Chinese companies have raised only $1 billion from 27 PIPEs so far this year, after raising $1.64 billion from 78 deals in 2010 and $1.59 billion from 67 in 2009.
New York-based Maxim is tied for fourth in the placement agent rankings for China PIPEs with Global Hunter Securities and FT Global Capital. They trail Rodman & Renshaw, which has arranged 30 China PIPEs worth $630 million; Brean Murray Carret & Co., which has arranged 13 worth $447 million; and Roth Capital Partners, which has arranged 12 worth $440 million.
"They're being proactive to address investor concerns and rebuild their comfort level with Chinese equities" after all the fraud allegations, said Kevin Pollack, a managing director ofParagon Capital Advisors, which has invested in a number of Chinese reverse merger companies, and who attended the dinner with about 15 other investors at a restaurant in Manhattan called Nino's Positano.
The dinner was hosted by Maxim's senior China research analyst Echo He, who covers companies including Youku.com Inc., Harbin Electric and Renren Inc.
It featured a discussion and question-and-answer session with John Zhao, the founder and senior partner with Patrizio & Zhao, a Parsippany, N.J.-based accounting firm that represents about 10 Chinese companies.
Jason Goldstein, a senior vice president of institutional sales at Maxim Group, didn't return a telephone call from The PIPEs Report seeking comment.
Goldstein said in the invitation to the dinner that Zhao "has been working on small/mid-cap Chinese companies since 2005. He has more than 15 years of public accounting experience. He holds a Bachelor's degree from Tsinghua University and is a licensed CPA in the state of New Jersey. Since Mr. Zhao is often involved at the very early stages of Chinese companies' public listing process, his first-hand knowledge is a good resource for deeper analysis of Chinese companies."
For two hours, Zhao discussed the technical and regulatory issues surrounding U.S. listed Chinese companies. He answered questions on topics such as how Chinese companies view the U.S. capital markets at this stage, how they file local taxes, how they borrow from local lenders and buy land from the government, and how they pay suppliers and collect from customers.

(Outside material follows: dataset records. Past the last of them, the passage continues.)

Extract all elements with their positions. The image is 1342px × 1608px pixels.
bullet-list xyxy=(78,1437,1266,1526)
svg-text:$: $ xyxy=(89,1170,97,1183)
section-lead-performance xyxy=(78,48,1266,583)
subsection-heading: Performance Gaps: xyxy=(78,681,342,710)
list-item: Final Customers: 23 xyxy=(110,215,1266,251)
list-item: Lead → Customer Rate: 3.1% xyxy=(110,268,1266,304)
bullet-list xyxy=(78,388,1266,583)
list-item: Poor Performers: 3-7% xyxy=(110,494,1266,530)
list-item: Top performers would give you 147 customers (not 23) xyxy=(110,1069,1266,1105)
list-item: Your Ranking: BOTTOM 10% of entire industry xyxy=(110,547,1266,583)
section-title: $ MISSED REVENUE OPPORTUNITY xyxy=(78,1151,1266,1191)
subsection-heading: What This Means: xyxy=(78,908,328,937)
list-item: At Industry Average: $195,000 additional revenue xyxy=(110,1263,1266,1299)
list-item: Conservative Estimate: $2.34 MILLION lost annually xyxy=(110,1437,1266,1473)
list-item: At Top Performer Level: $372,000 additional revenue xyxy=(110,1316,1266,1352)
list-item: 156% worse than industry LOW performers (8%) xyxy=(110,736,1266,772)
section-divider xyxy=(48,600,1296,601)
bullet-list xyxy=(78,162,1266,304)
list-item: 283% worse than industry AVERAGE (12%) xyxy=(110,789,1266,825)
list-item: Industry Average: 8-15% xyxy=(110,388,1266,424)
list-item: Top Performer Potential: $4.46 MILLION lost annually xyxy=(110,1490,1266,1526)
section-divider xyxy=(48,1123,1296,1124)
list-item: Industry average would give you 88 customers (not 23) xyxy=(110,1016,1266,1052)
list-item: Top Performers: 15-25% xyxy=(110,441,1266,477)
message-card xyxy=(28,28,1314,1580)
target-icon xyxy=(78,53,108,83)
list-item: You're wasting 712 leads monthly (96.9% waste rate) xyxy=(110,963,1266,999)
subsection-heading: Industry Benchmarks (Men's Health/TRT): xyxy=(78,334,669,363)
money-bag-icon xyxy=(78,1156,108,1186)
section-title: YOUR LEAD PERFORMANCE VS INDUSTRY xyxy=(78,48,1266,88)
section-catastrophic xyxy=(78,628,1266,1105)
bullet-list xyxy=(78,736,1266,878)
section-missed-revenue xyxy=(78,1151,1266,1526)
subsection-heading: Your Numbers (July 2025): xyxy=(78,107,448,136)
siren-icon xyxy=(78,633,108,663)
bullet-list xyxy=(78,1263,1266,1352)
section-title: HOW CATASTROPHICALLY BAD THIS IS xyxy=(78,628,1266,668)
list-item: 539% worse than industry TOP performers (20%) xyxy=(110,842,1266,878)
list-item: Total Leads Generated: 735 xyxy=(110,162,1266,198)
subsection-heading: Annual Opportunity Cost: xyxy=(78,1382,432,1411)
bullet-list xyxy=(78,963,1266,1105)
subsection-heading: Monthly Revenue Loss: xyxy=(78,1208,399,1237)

"I've known him for a while," Pollack said about Zhao. "He's a nice, knowledgeable guy who has a lot of insights."
Pollack said Zhao told the investors that he has turned down business from potential Chinese clients because of concerns about fraud, which "makes him appear more concerned about maintaining his reputation, whereas some other small audit firms may be less discerning because they're more dependent on those paychecks to survive."
Also in attendance at the dinner was George Boltres of Boltres Investment Partners; Thomas Kirchner, manager of the Quaker Event Arbitrage Fund; William Prather ofBlackRock; and Ray Wong, an analyst at Vision Capital Advisors, Zhao told The PIPEs Report.
"I told them not to be mystified by China," Zhao said. Chinese "companies may not be frauds, just strange to Americans. I call them irregularities, rather than frauds. What's normal to Chinese people is abnormal to Americans."
Zhao said he urged the investors not to judge all Chinese companies by the few bad apples that have emerged.
Finally, he noted that it wasn't just the Chinese companies who are responsible for the problems. He said it was also the investment banks who "rushed the deals to the market." He said it became "a quality-control issue."